Third Party Ratings:
- Due Diligence:
- Some advisers had insufficient or non-existent due diligence policies and procedures, conducted insufficient diligence, and employed processes that appeared designed to produce predetermined outcomes.
- Analysis: The adequacy of due diligence for third-party ratings can be challenging, as it requires the exercise of regulatory judgment. Reviewing each award and retaining documentation supporting the basis for the rating is considered a best practice.
- Some advisers had insufficient or non-existent due diligence policies and procedures, conducted insufficient diligence, and employed processes that appeared designed to produce predetermined outcomes.
- Clear and Prominent Disclosure:
- Advisers used third-party ratings without required disclosures, including clear identification of the rating date, applicable time period, and the third party that created the rating.
- Advisers failed to clearly and prominently disclose compensation and other required information related to third-party ratings, including payments for logo use, reprints, enhanced placement, or referrals, often relying on hyperlinks, small font, or disclosures placed away from the ratings.
Takeaways:
- Marketing Rule Compliance Will Be a Common Exam Topic: This is driven by several factors: (1) the rule is supported by a substantial body of FAQs and public guidance, making it both well-defined and complex, which increases the likelihood of identifying violations; (2) all advisers engage in marketing, and in a challenging capital-raising environment there are strong incentives to push marketing boundaries, something examiners are well aware of; and (3) marketing materials are distributed directly to investors, making them a higher-risk area. As a result, examiners are drawn not only to potential technical violations but also to the possibility of uncovering misleading or fraudulent disclosures, ensuring continued scrutiny of this area.

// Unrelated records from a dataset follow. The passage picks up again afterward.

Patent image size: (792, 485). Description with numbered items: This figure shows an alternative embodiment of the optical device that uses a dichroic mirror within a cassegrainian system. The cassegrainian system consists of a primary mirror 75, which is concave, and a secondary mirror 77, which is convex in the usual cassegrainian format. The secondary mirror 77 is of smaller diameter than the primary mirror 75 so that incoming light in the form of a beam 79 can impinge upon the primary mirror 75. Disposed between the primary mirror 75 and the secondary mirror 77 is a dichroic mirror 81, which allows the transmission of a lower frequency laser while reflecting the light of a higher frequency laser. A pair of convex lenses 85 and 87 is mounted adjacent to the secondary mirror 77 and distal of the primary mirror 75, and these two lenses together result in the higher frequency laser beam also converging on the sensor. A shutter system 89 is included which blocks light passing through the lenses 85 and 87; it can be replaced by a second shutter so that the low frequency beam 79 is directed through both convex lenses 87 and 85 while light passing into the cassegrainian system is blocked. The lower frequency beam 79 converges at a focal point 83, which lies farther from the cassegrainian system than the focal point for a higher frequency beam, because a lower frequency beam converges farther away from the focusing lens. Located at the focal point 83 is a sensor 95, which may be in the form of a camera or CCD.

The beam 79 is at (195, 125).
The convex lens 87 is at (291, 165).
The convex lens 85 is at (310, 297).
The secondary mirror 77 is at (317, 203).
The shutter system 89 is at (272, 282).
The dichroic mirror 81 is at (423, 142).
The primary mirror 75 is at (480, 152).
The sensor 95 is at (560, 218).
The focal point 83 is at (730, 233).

- Marketing Compliance Requires Judgment and Expertise: This Risk Alert illustrates that some examiners apply a very strict, and at times commercially impractical, interpretation of the Marketing Rule. As a result, advisers face two competing risks: the risk of noncompliance with the rule and the risk that overly restrictive compliance approaches may impede fundraising to the point that sufficient capital cannot be raised. Balancing these competing considerations requires sound regulatory judgment. Developing this expertise internally, or engaging experienced outside advisers, is critical to navigating these tradeoffs effectively.